I can think of no other Canadian author writing at the time who documented the West Indian immigrant's condition not only for West Indian immigrants themselves and their descendants, but also for white Canadians, so that they could see the racist and discriminatory manner in which those immigrants were treated.

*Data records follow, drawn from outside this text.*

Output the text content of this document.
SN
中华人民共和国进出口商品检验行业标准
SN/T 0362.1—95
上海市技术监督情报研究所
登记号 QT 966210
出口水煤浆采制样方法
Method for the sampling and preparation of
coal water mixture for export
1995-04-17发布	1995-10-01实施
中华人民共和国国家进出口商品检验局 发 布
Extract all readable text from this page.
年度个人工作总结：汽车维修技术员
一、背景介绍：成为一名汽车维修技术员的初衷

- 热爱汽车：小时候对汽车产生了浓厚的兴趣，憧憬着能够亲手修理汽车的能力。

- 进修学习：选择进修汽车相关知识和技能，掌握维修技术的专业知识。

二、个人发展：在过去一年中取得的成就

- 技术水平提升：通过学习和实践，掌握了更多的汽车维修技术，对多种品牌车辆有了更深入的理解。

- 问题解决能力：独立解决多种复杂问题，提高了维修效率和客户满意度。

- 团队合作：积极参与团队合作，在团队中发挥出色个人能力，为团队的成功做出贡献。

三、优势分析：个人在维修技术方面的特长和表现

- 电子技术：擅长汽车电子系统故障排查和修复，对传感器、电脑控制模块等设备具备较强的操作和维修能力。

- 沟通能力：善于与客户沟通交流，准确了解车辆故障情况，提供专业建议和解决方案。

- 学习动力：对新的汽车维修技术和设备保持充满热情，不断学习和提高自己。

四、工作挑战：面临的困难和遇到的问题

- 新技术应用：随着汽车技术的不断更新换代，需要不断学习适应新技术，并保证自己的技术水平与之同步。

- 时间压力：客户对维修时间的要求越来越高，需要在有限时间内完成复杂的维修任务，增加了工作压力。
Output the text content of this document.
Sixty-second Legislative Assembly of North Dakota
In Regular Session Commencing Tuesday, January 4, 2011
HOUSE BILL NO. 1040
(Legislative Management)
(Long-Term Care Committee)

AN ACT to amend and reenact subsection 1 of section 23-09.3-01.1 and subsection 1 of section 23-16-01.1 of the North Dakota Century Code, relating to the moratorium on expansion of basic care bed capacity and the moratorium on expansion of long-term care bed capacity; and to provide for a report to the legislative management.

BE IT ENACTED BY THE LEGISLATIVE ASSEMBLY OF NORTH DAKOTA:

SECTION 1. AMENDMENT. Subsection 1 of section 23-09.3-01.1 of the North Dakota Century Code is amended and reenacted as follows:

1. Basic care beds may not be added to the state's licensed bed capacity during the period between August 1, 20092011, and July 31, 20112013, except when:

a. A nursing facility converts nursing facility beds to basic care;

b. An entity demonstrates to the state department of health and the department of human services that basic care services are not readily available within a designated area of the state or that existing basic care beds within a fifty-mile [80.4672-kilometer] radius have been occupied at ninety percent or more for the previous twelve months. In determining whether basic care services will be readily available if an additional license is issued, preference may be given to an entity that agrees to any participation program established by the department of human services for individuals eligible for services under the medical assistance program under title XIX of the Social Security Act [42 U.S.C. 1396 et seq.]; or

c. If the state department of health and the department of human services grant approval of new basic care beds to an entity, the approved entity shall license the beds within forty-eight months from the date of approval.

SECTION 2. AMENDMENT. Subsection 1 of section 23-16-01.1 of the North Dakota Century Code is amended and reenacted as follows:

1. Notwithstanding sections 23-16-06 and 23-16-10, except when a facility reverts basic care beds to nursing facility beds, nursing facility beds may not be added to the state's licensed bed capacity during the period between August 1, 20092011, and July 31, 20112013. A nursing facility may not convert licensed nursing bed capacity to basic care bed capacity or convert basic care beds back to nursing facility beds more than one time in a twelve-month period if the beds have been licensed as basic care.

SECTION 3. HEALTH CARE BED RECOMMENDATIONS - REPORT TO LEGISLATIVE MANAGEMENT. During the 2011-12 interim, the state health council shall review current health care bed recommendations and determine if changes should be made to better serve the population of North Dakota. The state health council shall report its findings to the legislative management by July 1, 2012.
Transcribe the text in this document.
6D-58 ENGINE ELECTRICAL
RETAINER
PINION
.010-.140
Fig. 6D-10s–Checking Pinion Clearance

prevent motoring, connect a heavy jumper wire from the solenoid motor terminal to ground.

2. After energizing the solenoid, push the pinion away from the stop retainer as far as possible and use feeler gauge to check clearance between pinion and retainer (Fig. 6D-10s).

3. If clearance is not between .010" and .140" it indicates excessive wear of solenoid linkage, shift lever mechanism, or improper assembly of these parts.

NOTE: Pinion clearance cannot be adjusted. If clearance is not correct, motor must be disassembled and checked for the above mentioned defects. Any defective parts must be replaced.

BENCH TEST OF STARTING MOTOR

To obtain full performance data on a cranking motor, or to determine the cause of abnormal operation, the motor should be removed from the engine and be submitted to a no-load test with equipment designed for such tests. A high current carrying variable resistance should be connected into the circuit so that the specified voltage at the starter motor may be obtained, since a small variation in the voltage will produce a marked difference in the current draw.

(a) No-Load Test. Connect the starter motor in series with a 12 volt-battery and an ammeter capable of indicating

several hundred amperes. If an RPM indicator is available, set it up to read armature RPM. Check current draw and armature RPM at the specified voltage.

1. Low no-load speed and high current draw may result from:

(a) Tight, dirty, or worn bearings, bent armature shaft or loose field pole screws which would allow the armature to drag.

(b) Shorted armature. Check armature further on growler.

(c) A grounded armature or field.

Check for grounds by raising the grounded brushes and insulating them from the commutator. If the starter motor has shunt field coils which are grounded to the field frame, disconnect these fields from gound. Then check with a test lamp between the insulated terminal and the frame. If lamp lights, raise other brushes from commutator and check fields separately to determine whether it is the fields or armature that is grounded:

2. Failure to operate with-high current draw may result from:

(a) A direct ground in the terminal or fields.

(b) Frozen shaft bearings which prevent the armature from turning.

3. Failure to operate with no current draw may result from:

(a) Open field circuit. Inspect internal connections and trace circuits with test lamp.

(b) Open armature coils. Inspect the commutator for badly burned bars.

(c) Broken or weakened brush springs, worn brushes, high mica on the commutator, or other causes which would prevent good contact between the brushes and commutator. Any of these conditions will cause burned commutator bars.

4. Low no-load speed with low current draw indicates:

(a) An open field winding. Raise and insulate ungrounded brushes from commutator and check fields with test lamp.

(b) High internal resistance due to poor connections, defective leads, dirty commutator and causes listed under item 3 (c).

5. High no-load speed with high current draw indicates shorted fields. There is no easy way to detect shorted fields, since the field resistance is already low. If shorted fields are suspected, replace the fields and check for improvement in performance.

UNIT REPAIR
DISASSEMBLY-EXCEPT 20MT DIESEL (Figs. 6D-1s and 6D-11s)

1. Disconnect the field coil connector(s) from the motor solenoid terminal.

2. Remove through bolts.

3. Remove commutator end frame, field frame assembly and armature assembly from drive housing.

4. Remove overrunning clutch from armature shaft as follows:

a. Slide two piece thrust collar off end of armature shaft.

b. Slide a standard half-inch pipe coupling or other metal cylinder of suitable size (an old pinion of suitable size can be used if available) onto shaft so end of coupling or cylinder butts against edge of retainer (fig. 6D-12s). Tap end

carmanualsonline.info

This collection, which explores the work of renown author Austin Clarke, includes essays by Michael Buchnor, George Elliott Clarke, Daniel Coleman, Camille Isaacs, Smaro Kamboureli, Linda MacKinley-Hay, Brinda J. Mehta, Sarah Phillips Casteel, Maggie Quirt, Victor J. Ramraj, Marquita R. Smith, and Batia Boe Stolar. Culminating with the international success of The Polished Hoe in 2002, Austin Clarke has published 11 novels, six short-story collections, four memoirs, and two non-fiction pieces. His many awards include several nominations for the Governor General's Award, the Rogers Communications Writers' Development Trust Prize for Fiction, the Commonwealth Prize, the Giller Prize, and the Martin Luther King Junior Award for Excellence in Writing. Clarke has also received a Toronto Arts Award for Lifetime Achievement in Literature (1992) and in 1998 he was invested with the Order of Canada.


Austin Clarke has transcended the earlier achievements of his already illustrious career with The Polished Hoe by composing a Faulknerian evocation of the Caribbean voice.